In: Finance
A firm uses corn as an input into their production of ethanol. You require 1 bushel of corn to produce one gallon of ethanol. Each gallon of ethanol sells for $4. Fixed costs are $12, and you can produce and sell 10 gallons of ethanol this year. Corporate taxes on profits follow a progressive pattern, and are as follows:
Tax Bracket |
Tax rate |
First $4 of pre-tax profit |
10% |
Next $6 of pre-tax profit |
15% |
Next $8 of pre-tax profit |
40% |
Pre-tax profit greater than $18 |
50% |
For illustrative purposes, assume that all cash flows occur at the end of the year (i.e. assume that all corn is purchased and ethanal produced and sold at the end of the year). This way, there is no adjustment for time value of money required to calculate profit.

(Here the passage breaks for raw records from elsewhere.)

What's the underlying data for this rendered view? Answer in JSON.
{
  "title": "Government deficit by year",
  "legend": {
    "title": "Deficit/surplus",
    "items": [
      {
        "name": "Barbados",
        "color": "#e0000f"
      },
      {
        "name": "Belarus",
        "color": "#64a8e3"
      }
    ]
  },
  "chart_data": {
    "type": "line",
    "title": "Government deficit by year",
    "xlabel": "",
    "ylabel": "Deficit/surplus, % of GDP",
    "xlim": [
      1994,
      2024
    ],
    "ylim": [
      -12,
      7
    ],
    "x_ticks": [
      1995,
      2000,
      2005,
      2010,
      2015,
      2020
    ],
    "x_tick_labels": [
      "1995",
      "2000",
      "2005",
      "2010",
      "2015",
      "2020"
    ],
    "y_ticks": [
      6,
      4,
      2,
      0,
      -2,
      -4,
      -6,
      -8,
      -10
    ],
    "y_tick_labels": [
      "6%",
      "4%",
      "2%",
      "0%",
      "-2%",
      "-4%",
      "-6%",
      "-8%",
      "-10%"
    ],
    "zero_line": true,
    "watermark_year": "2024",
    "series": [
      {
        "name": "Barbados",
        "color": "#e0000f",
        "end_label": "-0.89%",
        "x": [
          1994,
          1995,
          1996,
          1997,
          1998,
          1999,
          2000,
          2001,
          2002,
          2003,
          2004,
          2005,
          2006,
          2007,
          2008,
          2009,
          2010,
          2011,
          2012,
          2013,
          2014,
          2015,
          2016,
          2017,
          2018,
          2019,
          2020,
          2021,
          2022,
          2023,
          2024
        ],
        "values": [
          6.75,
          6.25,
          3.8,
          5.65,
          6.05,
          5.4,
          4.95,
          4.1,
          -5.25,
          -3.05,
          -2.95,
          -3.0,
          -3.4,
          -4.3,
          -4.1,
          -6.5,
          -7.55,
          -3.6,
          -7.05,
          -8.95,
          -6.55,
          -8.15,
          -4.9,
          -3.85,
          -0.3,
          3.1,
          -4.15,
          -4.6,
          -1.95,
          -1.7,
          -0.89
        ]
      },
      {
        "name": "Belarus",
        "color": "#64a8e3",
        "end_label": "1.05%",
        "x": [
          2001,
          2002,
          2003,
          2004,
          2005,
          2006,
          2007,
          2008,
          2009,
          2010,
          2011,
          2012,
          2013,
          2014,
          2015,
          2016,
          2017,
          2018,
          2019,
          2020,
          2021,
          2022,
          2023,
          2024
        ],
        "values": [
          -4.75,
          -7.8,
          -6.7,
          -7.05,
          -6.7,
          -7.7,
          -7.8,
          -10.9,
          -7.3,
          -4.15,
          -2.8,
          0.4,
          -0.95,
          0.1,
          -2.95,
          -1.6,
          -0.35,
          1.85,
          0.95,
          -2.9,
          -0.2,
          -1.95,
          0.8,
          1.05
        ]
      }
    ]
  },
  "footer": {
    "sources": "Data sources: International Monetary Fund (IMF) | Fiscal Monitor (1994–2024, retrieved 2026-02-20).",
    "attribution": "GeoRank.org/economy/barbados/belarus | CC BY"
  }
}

Suppose that the price of corn will follow the following distribution one year from now:
Corn Price |
Probability |
1.00 |
0.25 |
2.00 |
0.25 |
3.00 |
0.25 |
4.50 |
0.25 |
The following one-year call options are available on the price of corn. The risk free rate is 5% compounded continuously:
Strike Price |
Call Premium |
1.50 |
1.24 |
2.00 |
0.85 |
2.50 |
0.55 |
The one year forward price of corn is 2.79 per bushel.